婚約破棄された令嬢が、すぐ辺境伯と行動している。
悪意のある人間には、使いやすい材料だろう。
「反論文を出しますか」
カイ様が尋ねる。
「出します。ただし、感情的な反論ではなく、契約の公開です」
「雇用契約を?」
「はい。報酬、業務内容、期間、責任者を公開します。

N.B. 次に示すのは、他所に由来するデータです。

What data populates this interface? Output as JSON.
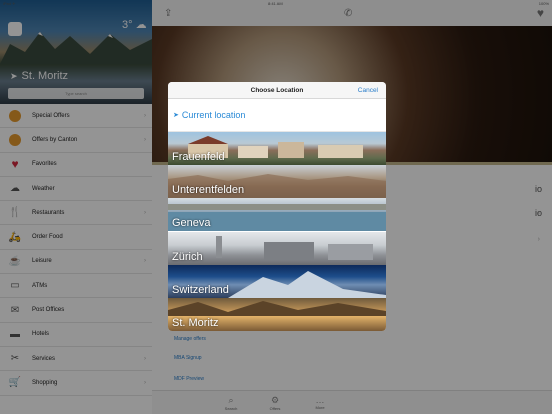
{
  "status": {
    "carrier": "iPad ✈",
    "time": "8:41 AM",
    "battery": "100%"
  },
  "sidebar": {
    "weather": "3° ☁",
    "location_name": "St. Moritz",
    "search_placeholder": "Type search",
    "items": [
      {
        "label": "Special Offers",
        "icon": "badge-orange-icon"
      },
      {
        "label": "Offers by Canton",
        "icon": "badge-orange-icon"
      },
      {
        "label": "Favorites",
        "icon": "heart-icon"
      },
      {
        "label": "Weather",
        "icon": "weather-icon"
      },
      {
        "label": "Restaurants",
        "icon": "cutlery-icon"
      },
      {
        "label": "Order Food",
        "icon": "delivery-icon"
      },
      {
        "label": "Leisure",
        "icon": "mug-icon"
      },
      {
        "label": "ATMs",
        "icon": "atm-icon"
      },
      {
        "label": "Post Offices",
        "icon": "mail-icon"
      },
      {
        "label": "Hotels",
        "icon": "bed-icon"
      },
      {
        "label": "Services",
        "icon": "tools-icon"
      },
      {
        "label": "Shopping",
        "icon": "cart-icon"
      }
    ]
  },
  "main": {
    "links": [
      "Manage offers",
      "MBA Signup",
      "MDF Preview"
    ],
    "tabs": [
      "Search",
      "Offers",
      "More"
    ]
  },
  "modal": {
    "title": "Choose Location",
    "cancel": "Cancel",
    "current_location": "Current location",
    "locations": [
      "Frauenfeld",
      "Unterentfelden",
      "Geneva",
      "Zürich",
      "Switzerland",
      "St. Moritz"
    ]
  },
  "colors": {
    "accent": "#2a8ad6",
    "badge": "#e69a2e",
    "favorite": "#d2283f"
  }
}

わたしが北境にいる理由を、誰でも確認できる形にします」
イザベルさんが頷いた。
「噂に対して、書類で殴るのですね」
「殴るという表現は少し」
料理長が言った。
「でも実際、殴ってるね」
カイ様が肩を震わせた。
わたしは契約書の公開用写しを作った。
そこには、恋愛の文字は一つもない。
魔導暖房網監査。
帳簿確認。
契約改善。
勤務時間。
報酬。
責任者。
この紙を読んでなお誘惑と言うなら、その人の頭の中に問題がある。
夕方、公開用写しは北境の掲示板と、王都の公証人へ送られた。
同時に、北境から王宮へ正式な抗議文も出た。
未確認の中傷により、業務妨害が発生した場合、損害を請求する。
わたしはその文面を見て、少しだけ胸が温かくなった。
自分を守る書類を、自分以外の誰かが作ってくれる。
それは、慣れない感覚だった。
その夜、リリアナ様から二通目の手紙が届いた。
今度は、帳簿ではなく、小さな鍵が同封されていた。
王宮慈善局の古い資料庫の鍵。
手紙には一文だけ。
私にできることは、これだけです。
わたしは鍵を手のひらに乗せた。
重さは小さい。
けれど、この鍵は、金貨八千七百枚より重いかもしれない。